During an appearance on CBS' "Late Show with David Letterman," Jerry Seinfeld said Lapine was accusing his wife of "vegetable plagiarism" and compared her to the three-name killers of John Lennon and the Rev. Martin Luther King Jr.
"If you read history, many of the three-name people do become assassins," Seinfeld said. "Mark David Chapman. And you know, James Earl Ray.

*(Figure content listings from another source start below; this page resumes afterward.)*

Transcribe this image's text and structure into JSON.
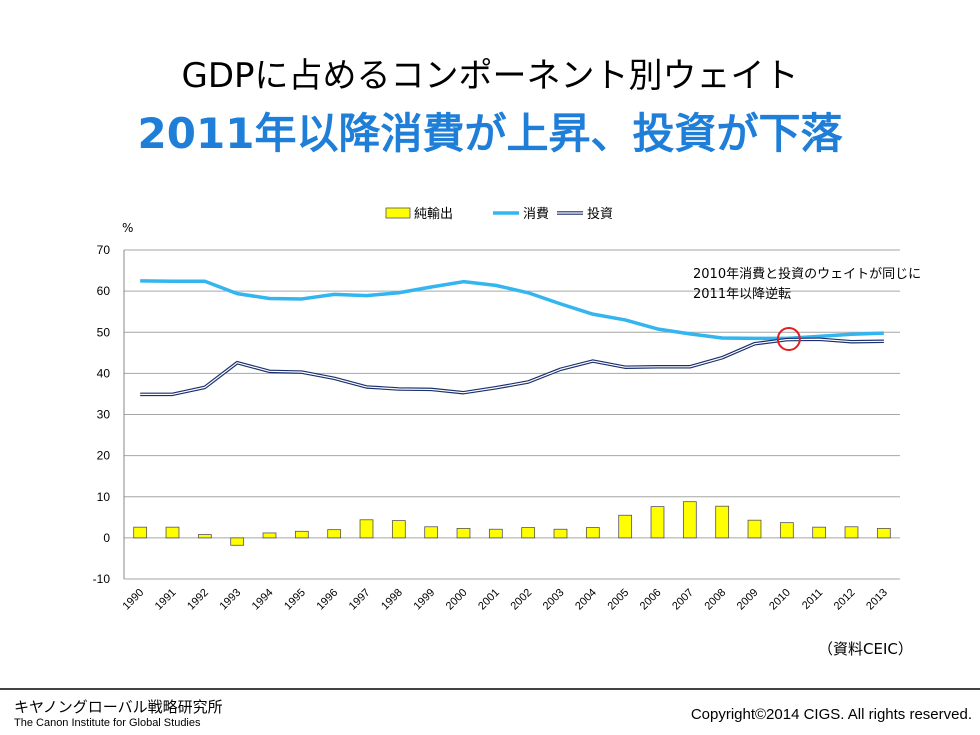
{
  "slide": {
    "title_line1": "GDPに占めるコンポーネント別ウェイト",
    "title_line2": "2011年以降消費が上昇、投資が下落",
    "source": "（資料CEIC）",
    "org_jp": "キヤノングローバル戦略研究所",
    "org_en": "The Canon Institute for Global Studies",
    "copyright": "Copyright©2014 CIGS. All rights reserved.",
    "annotation_line1": "2010年消費と投資のウェイトが同じに",
    "annotation_line2": "2011年以降逆転"
  },
  "chart_data": {
    "type": "bar+line",
    "ylabel": "%",
    "ylim": [
      -10,
      70
    ],
    "yticks": [
      -10,
      0,
      10,
      20,
      30,
      40,
      50,
      60,
      70
    ],
    "grid": true,
    "legend_position": "top",
    "categories": [
      "1990",
      "1991",
      "1992",
      "1993",
      "1994",
      "1995",
      "1996",
      "1997",
      "1998",
      "1999",
      "2000",
      "2001",
      "2002",
      "2003",
      "2004",
      "2005",
      "2006",
      "2007",
      "2008",
      "2009",
      "2010",
      "2011",
      "2012",
      "2013"
    ],
    "series": [
      {
        "name": "純輸出",
        "kind": "bar",
        "color": "#ffff00",
        "values": [
          2.6,
          2.6,
          0.8,
          -1.8,
          1.2,
          1.6,
          2.0,
          4.4,
          4.2,
          2.7,
          2.3,
          2.1,
          2.5,
          2.1,
          2.5,
          5.5,
          7.6,
          8.8,
          7.7,
          4.3,
          3.7,
          2.6,
          2.7,
          2.3
        ]
      },
      {
        "name": "消費",
        "kind": "line",
        "color": "#33b5f0",
        "values": [
          62.5,
          62.4,
          62.4,
          59.4,
          58.2,
          58.1,
          59.2,
          58.9,
          59.6,
          61.0,
          62.3,
          61.4,
          59.6,
          56.9,
          54.4,
          53.0,
          50.8,
          49.6,
          48.6,
          48.5,
          48.5,
          49.0,
          49.5,
          49.8
        ]
      },
      {
        "name": "投資",
        "kind": "line",
        "color": "#1a2f6e",
        "values": [
          34.9,
          34.9,
          36.6,
          42.6,
          40.5,
          40.3,
          38.8,
          36.7,
          36.2,
          36.1,
          35.3,
          36.5,
          37.9,
          41.0,
          43.0,
          41.5,
          41.6,
          41.6,
          43.8,
          47.2,
          48.2,
          48.3,
          47.7,
          47.8
        ]
      }
    ],
    "highlight_year": "2010",
    "highlight_color": "#e02020"
  }
}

So that's my concern."
His lawyers said in court papers filed late Tuesday: "No reasonable viewer could have thought that Seinfeld really meant that Lapine ... might become an `assassin' simply because she has three names."
Lapine's lawyers have said Seinfeld, best known for the sitcom "Seinfeld," used the Letterman appearance to begin a "malicious, premeditated and knowingly false and defamatory attack" on her.
"The issues of law will be decided by the court, and we are confident of the outcome," Lapine lawyer Howard B. Miller said Wednesday.
Seinfeld's lawyers asked a judge to toss out the lawsuit on First Amendment grounds.
In separate court papers, lawyers for Jessica Seinfeld accused Lapine of falsely claiming she invented the idea of hiding fruits and vegetables in children's meals when "countless prior works utilized this very same unprotectable idea," including a 1971 book. They called the lawsuit "opportunistic."